1. Puluc is played on a rectangular board consisting of 10 rows and a larger row at each end; a player’s home base.

2. Puluc is traditionally played with corn kernels, with one side painted. A die can be used instead with the roll indicating the number of moves a BEAD can make, ignoring a roll of 6.

3. Each player selects 5 BEADs the colour of their choice. For a longer game, players can have more BEADs.

4. 5 BEADs are placed into the player’s home base.

5. Players decide who begins the game by rolling a die.

How to play

1. In turns, player rolls the die and moves a BEAD forward the number of spaces indicated.

2. A player cannot land their BEAD on a space already occupied by their own BEAD.

3. A player can have as many BEADs on the board as they wish.
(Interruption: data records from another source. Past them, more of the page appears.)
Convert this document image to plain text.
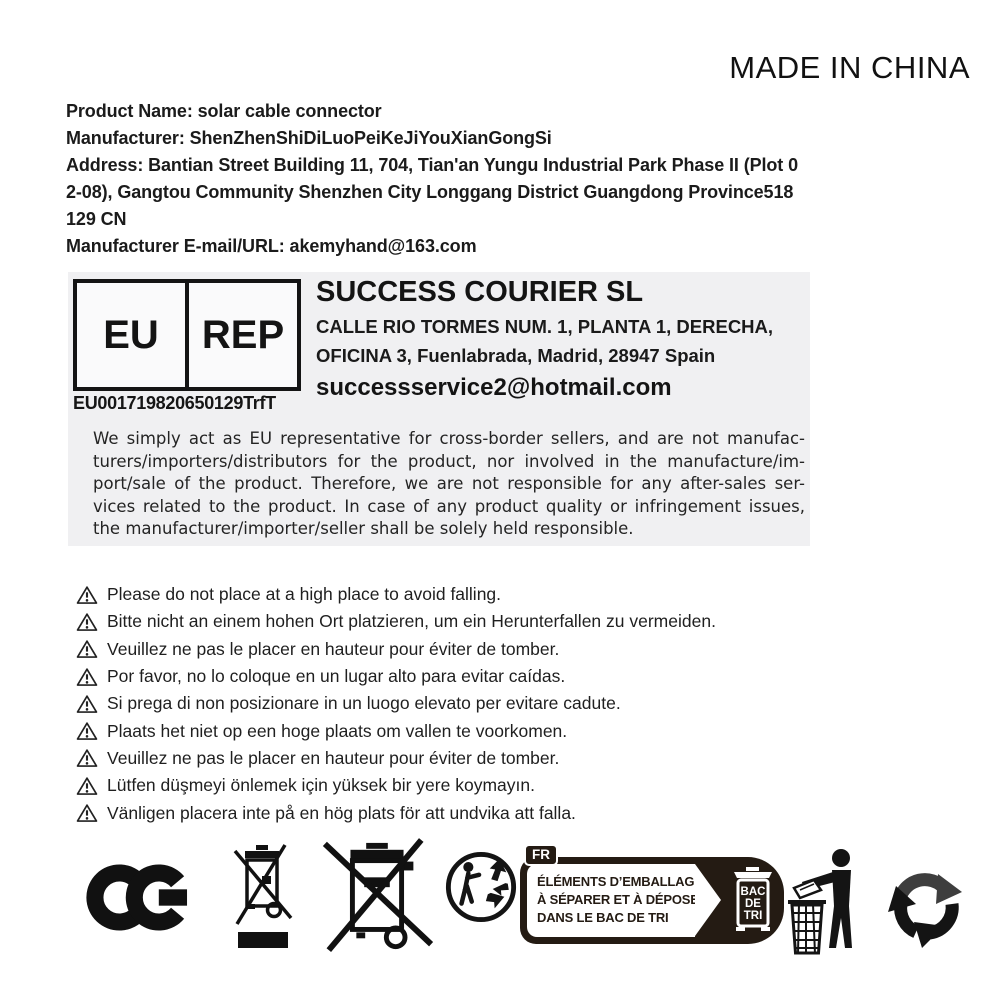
MADE IN CHINA
Product Name: solar cable connector
Manufacturer: ShenZhenShiDiLuoPeiKeJiYouXianGongSi
Address: Bantian Street Building 11, 704, Tian'an Yungu Industrial Park Phase II (Plot 0
2-08), Gangtou Community Shenzhen City Longgang District Guangdong Province518
129 CN
Manufacturer E-mail/URL: akemyhand@163.com
EU	REP
EU001719820650129TrfT
SUCCESS COURIER SL
CALLE RIO TORMES NUM. 1, PLANTA 1, DERECHA,
OFICINA 3, Fuenlabrada, Madrid, 28947 Spain
successservice2@hotmail.com
We simply act as EU representative for cross-border sellers, and are not manufac-
turers/importers/distributors for the product, nor involved in the manufacture/im-
port/sale of the product. Therefore, we are not responsible for any after-sales ser-
vices related to the product. In case of any product quality or infringement issues,
the manufacturer/importer/seller shall be solely held responsible.
Please do not place at a high place to avoid falling.
Bitte nicht an einem hohen Ort platzieren, um ein Herunterfallen zu vermeiden.
Veuillez ne pas le placer en hauteur pour éviter de tomber.
Por favor, no lo coloque en un lugar alto para evitar caídas.
Si prega di non posizionare in un luogo elevato per evitare cadute.
Plaats het niet op een hoge plaats om vallen te voorkomen.
Veuillez ne pas le placer en hauteur pour éviter de tomber.
Lütfen düşmeyi önlemek için yüksek bir yere koymayın.
Vänligen placera inte på en hög plats för att undvika att falla.
FR
ÉLÉMENTS D’EMBALLAGE
À SÉPARER ET À DÉPOSER
DANS LE BAC DE TRI
BAC
DE
TRI
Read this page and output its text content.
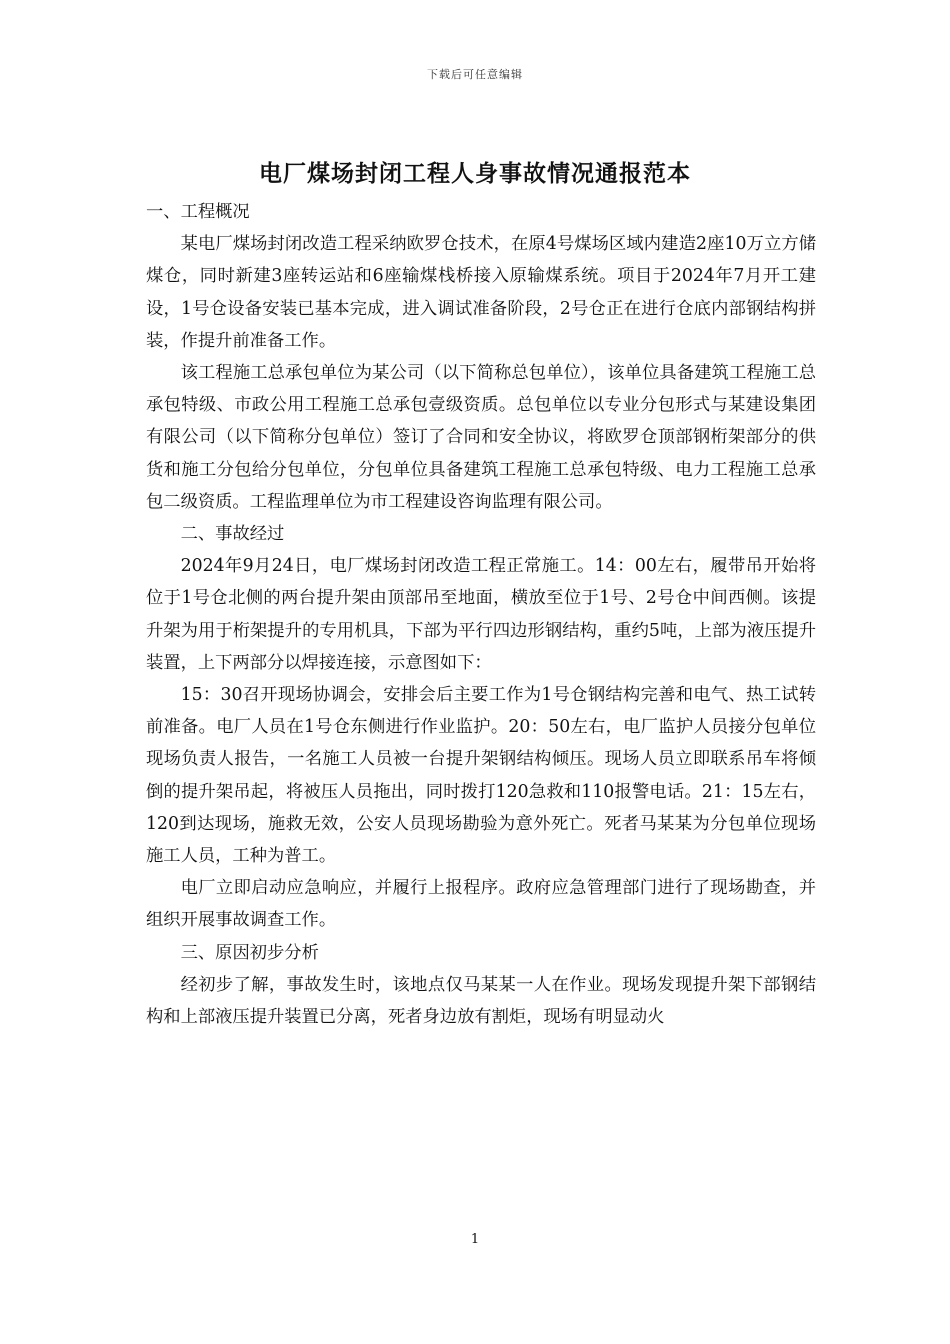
下载后可任意编辑
电厂煤场封闭工程人身事故情况通报范本

一、工程概况

某电厂煤场封闭改造工程采纳欧罗仓技术，在原4号煤场区域内建造2座10万立方储煤仓，同时新建3座转运站和6座输煤栈桥接入原输煤系统。项目于2024年7月开工建设，1号仓设备安装已基本完成，进入调试准备阶段，2号仓正在进行仓底内部钢结构拼装，作提升前准备工作。

该工程施工总承包单位为某公司（以下简称总包单位），该单位具备建筑工程施工总承包特级、市政公用工程施工总承包壹级资质。总包单位以专业分包形式与某建设集团有限公司（以下简称分包单位）签订了合同和安全协议，将欧罗仓顶部钢桁架部分的供货和施工分包给分包单位，分包单位具备建筑工程施工总承包特级、电力工程施工总承包二级资质。工程监理单位为市工程建设咨询监理有限公司。

二、事故经过

2024年9月24日，电厂煤场封闭改造工程正常施工。14：00左右，履带吊开始将位于1号仓北侧的两台提升架由顶部吊至地面，横放至位于1号、2号仓中间西侧。该提升架为用于桁架提升的专用机具，下部为平行四边形钢结构，重约5吨，上部为液压提升装置，上下两部分以焊接连接，示意图如下：

15：30召开现场协调会，安排会后主要工作为1号仓钢结构完善和电气、热工试转前准备。电厂人员在1号仓东侧进行作业监护。20：50左右，电厂监护人员接分包单位现场负责人报告，一名施工人员被一台提升架钢结构倾压。现场人员立即联系吊车将倾倒的提升架吊起，将被压人员拖出，同时拨打120急救和110报警电话。21：15左右，120到达现场，施救无效，公安人员现场勘验为意外死亡。死者马某某为分包单位现场施工人员，工种为普工。

电厂立即启动应急响应，并履行上报程序。政府应急管理部门进行了现场勘查，并组织开展事故调查工作。

三、原因初步分析

经初步了解，事故发生时，该地点仅马某某一人在作业。现场发现提升架下部钢结构和上部液压提升装置已分离，死者身边放有割炬，现场有明显动火

1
4. If a player’s BEAD lands on a space occupied by their opponent’s BEAD they capture the BEAD, which is placed under the capturing BEAD. These BEADs now travel together.

5. If a player lands on an opponent’s BEAD that already has a capture, all BEADs are now captured and travel with the first BEAD, including the player's BEAD that was originally captured.
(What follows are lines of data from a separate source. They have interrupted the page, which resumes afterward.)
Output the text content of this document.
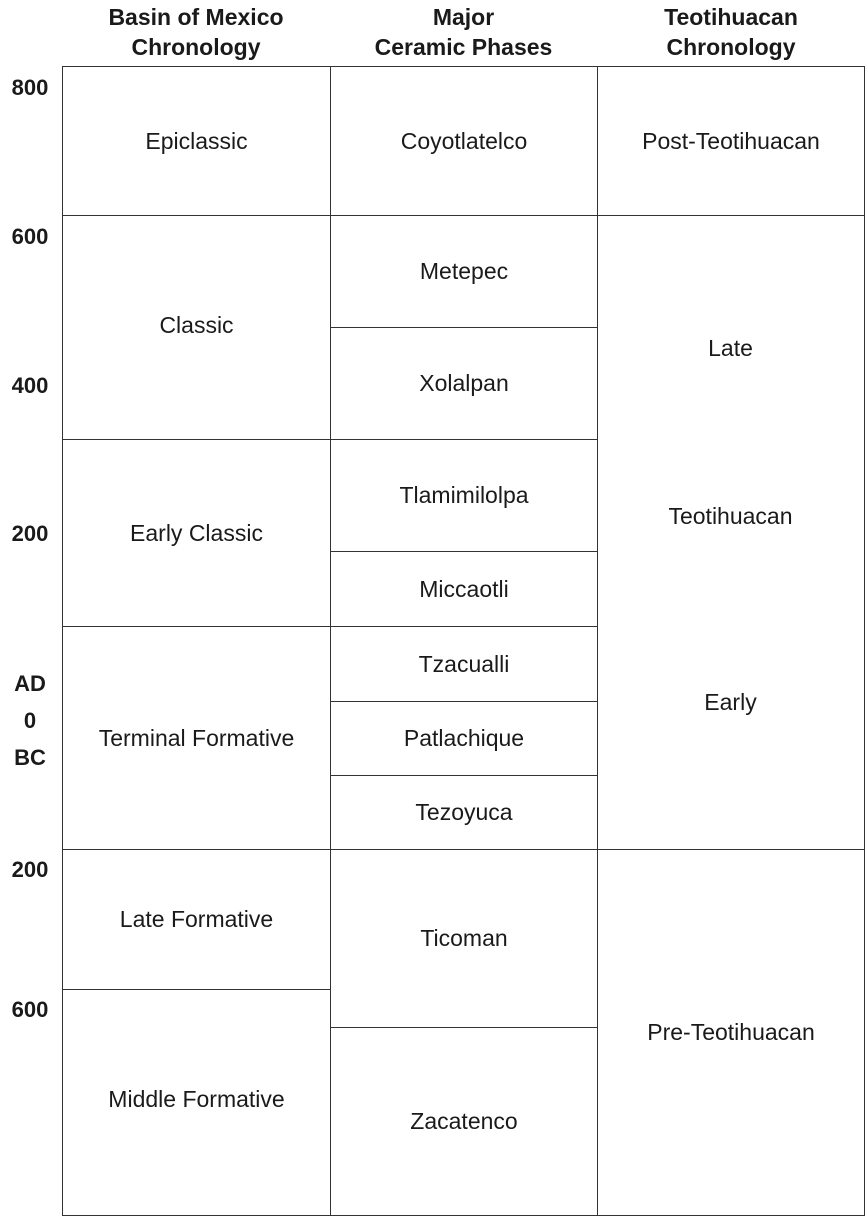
Basin of Mexico
Chronology
Major
Ceramic Phases
Teotihuacan
Chronology
800
600
400
200
AD
0
BC
200
600
Epiclassic
Classic
Early Classic
Terminal Formative
Late Formative
Middle Formative
Coyotlatelco
Metepec
Xolalpan
Tlamimilolpa
Miccaotli
Tzacualli
Patlachique
Tezoyuca
Ticoman
Zacatenco
Post-Teotihuacan
Late
Teotihuacan
Early
Pre-Teotihuacan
6. BEADs with prisoners move back to the home base, requiring an exact roll to land on the base. At the home base, all the opponent’s BEADs are claimed while the player's BEADs are freed and can play again.

7. Claimed BEADs are removed from the board and do not re-enter the game.

How to win

To win the game, a player needs to capture as many of their opponent's BEADs as possible.

History

1. Puluc, also called Boolik and Bul, is a game played by the Kekchi people of North Guatemala in Central America.
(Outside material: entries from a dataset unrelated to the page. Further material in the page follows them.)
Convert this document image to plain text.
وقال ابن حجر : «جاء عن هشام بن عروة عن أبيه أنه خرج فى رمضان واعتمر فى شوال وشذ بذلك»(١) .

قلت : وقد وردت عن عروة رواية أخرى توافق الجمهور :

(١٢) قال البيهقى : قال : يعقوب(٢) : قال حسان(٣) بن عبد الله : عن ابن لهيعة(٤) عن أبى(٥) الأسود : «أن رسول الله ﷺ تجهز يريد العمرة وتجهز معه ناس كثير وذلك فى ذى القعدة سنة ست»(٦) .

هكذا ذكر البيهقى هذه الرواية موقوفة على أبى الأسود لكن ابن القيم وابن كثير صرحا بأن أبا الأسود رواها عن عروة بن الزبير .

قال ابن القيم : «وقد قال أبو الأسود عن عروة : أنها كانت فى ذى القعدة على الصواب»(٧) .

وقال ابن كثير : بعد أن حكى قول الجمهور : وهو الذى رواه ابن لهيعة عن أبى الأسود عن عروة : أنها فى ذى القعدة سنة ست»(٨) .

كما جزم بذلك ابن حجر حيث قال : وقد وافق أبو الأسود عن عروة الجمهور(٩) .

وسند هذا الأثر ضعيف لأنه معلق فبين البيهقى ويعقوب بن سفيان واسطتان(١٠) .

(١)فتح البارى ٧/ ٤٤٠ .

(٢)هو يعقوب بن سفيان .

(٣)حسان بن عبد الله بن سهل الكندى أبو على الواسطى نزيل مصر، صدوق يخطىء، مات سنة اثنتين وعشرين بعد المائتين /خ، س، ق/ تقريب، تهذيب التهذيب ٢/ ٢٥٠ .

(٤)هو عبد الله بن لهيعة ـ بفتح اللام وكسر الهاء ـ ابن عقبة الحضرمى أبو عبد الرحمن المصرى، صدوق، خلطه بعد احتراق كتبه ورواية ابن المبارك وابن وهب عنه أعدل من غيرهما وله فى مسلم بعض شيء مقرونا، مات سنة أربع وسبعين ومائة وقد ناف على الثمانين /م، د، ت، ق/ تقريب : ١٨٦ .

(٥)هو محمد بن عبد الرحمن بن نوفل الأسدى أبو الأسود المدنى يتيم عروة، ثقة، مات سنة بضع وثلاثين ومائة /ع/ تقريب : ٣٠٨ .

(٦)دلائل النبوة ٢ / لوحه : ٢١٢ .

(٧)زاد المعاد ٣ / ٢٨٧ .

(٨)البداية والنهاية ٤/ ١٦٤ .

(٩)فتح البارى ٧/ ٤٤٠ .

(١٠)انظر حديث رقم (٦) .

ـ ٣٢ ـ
2. Much of the history of Puluc is gained from inference. The American ethnographer Stewart Culin, who published a number of studies about games around the world, excluded it from a list of games influenced by Europeans, saying that it was invented before - or was unaffected by - European contact.

3. Enigmatic stone etchings depicting a possibly similar game have also been found, along with a 2-dimensional cross-shaped boards where two similar tracks overlay each other. Both boards have a special marking on the central space. It is not known whether the one-dimensional tracks are related to Puluc or are for some other game.